A: The number of punch card ballots that registered no presidential votes changed with each trip through the machines. Chad fell off, and ballots that once were considered undervotes suddenly registered a vote. In many cases, supervisors of elections in counties that used optical scan technology sorted the ballots by hand to determine which were undervotes and overvotes. That hand sorting was very inaccurate, and frequently excluded the very ballots that NORC needed to see _ ballots with clearly marked votes that machines failed to count. The media group persuaded many Florida supervisors to re-segregate the ballots using the same machines used on election night. That produced a more reliable, but still imprecise, result.

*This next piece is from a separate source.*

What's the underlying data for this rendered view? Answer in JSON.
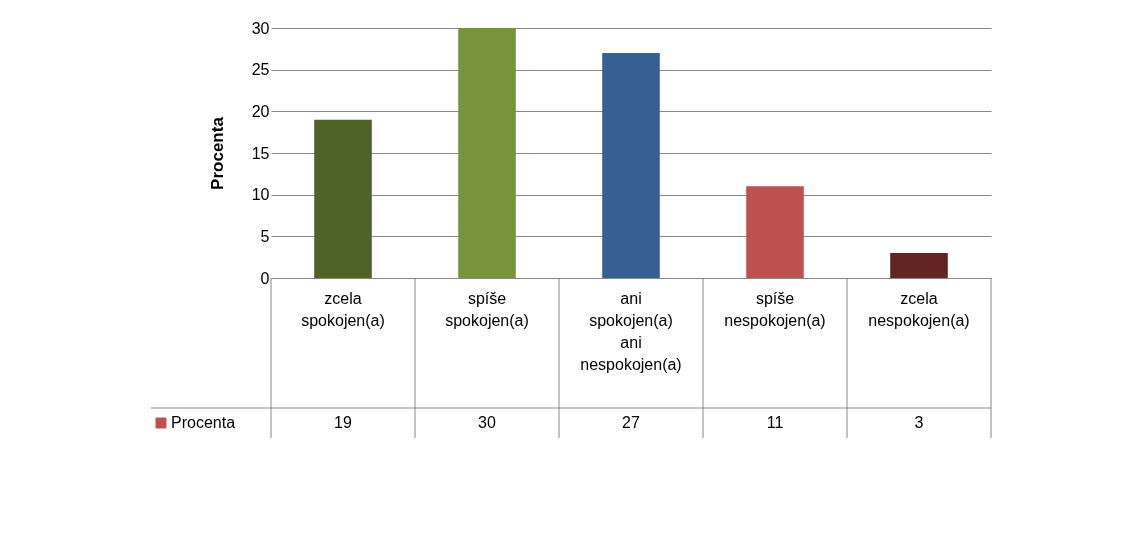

Q: Who paid for this latest review?
A: The St. Petersburg Times, New York Times, Wall Street Journal, Washington Post, Associated Press, CNN, Palm Beach Post and Tribune Newspapers (which include the Los Angeles Times, Chicago Tribune, Orlando Sentinel and South Florida Sun-Sentinel). The group spent about $71,000 to pay for the time of elections workers who segregated and displayed the ballots for the NORC coders. Additionally, the companies paid NORC about $800,000 for its work.

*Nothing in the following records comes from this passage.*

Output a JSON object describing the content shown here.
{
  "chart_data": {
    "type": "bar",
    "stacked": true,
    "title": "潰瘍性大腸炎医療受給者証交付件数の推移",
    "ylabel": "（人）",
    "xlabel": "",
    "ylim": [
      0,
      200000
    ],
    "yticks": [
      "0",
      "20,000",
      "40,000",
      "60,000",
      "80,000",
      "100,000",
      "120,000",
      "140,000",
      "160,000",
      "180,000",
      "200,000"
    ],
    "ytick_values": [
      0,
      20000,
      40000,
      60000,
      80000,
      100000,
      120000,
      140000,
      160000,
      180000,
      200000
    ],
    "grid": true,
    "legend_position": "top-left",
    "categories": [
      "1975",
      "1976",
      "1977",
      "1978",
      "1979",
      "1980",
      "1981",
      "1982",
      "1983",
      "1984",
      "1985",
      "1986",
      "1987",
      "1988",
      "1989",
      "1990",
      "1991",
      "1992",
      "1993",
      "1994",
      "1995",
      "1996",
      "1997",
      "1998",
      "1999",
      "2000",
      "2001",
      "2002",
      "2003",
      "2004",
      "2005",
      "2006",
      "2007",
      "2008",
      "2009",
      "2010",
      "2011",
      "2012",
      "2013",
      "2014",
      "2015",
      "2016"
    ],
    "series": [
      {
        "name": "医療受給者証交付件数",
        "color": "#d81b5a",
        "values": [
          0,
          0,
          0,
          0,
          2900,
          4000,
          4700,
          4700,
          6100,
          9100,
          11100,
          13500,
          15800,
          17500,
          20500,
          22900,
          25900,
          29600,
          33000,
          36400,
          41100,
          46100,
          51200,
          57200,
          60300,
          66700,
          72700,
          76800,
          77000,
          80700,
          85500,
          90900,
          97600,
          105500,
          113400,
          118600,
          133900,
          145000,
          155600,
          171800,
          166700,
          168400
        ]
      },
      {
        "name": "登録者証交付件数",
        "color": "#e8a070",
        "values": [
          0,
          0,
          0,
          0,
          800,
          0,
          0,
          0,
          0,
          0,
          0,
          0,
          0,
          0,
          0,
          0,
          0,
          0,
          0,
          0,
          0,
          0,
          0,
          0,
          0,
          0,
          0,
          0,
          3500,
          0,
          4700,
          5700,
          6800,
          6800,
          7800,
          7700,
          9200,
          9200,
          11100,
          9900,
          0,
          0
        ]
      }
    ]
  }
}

Q: Who decided which of the uncounted ballots were votes?
A: In a sense, the public will be the ultimate judge. NORC's coders drew no conclusions about which ballots represented valid votes, they simply marked down what the ballot looked like. Was one corner of a presidential chad detached? Were there clear punches made on the chad for the U.S. Senate race? What color ink was used on the optical scan ballot? All of those elements were recorded, then keyed into computer databases. The analysis of those databases was then undertaken independently by each of the media companies, though they shared some computer resources and compared notes on what they saw.
Q: Who were the coders?
A: Some were NORC employees, others were hired from temporary agencies to do the work. They filled out forms and were screened in an effort to weed out anyone who was incapable of doing the work in an unbiased manner. Their work was then checked each day to make sure that they did not consistently see things other NORC coders did not see on the undervoted ballots. One of the 153 coders who worked on this project was dismissed because he displayed coding very different from others looking at the same ballots in Baker County. That coder's work, on 79 ballots there, was not included in the analysis. Another coder later claimed in a missive on a Web site that he was a fervent Democrat, but it did not appear to influence his work as a coder. He saw the same things on ballots as the other coders he worked with.
Q: Were there other Democrats and Republicans who reviewed the ballots?
A: Yes. Of the 153 coders, 152 volunteered their party affiliation. About 36 percent were Democrats, 29 percent Republicans and 30 percent independents. Another 3.9 percent said they were members of smaller parties. They divided more sharply along gender lines, with 70 percent female and 30 percent male. A study on whether party or gender influenced what the coders saw will be published in January by NORC. It will show that men were more slightly likely to see Bush votes and women Gore votes among dimples on undervoted Votomatic ballots. Republicans were also more likely to see Bush votes, and Democrats saw more Gore votes among those dimples. But, according to NORC's researchers, those variabilities were blunted by the use of three coders, and the requirement for the stories published here that two of those coders agree on what they saw before we accepted it as a vote. Those variabilities among gender and party affiliation virtually disappear on optical scan ballots.
Q: Will members of the public get to draw their own conclusions?
A: Yes, today the complete database and the tabulators used by some of the media companies will be made available to the public. Academics, historians, political junkies and anyone who is just plain curious will be able to analyze the data themselves to see what might have occurred in Florida.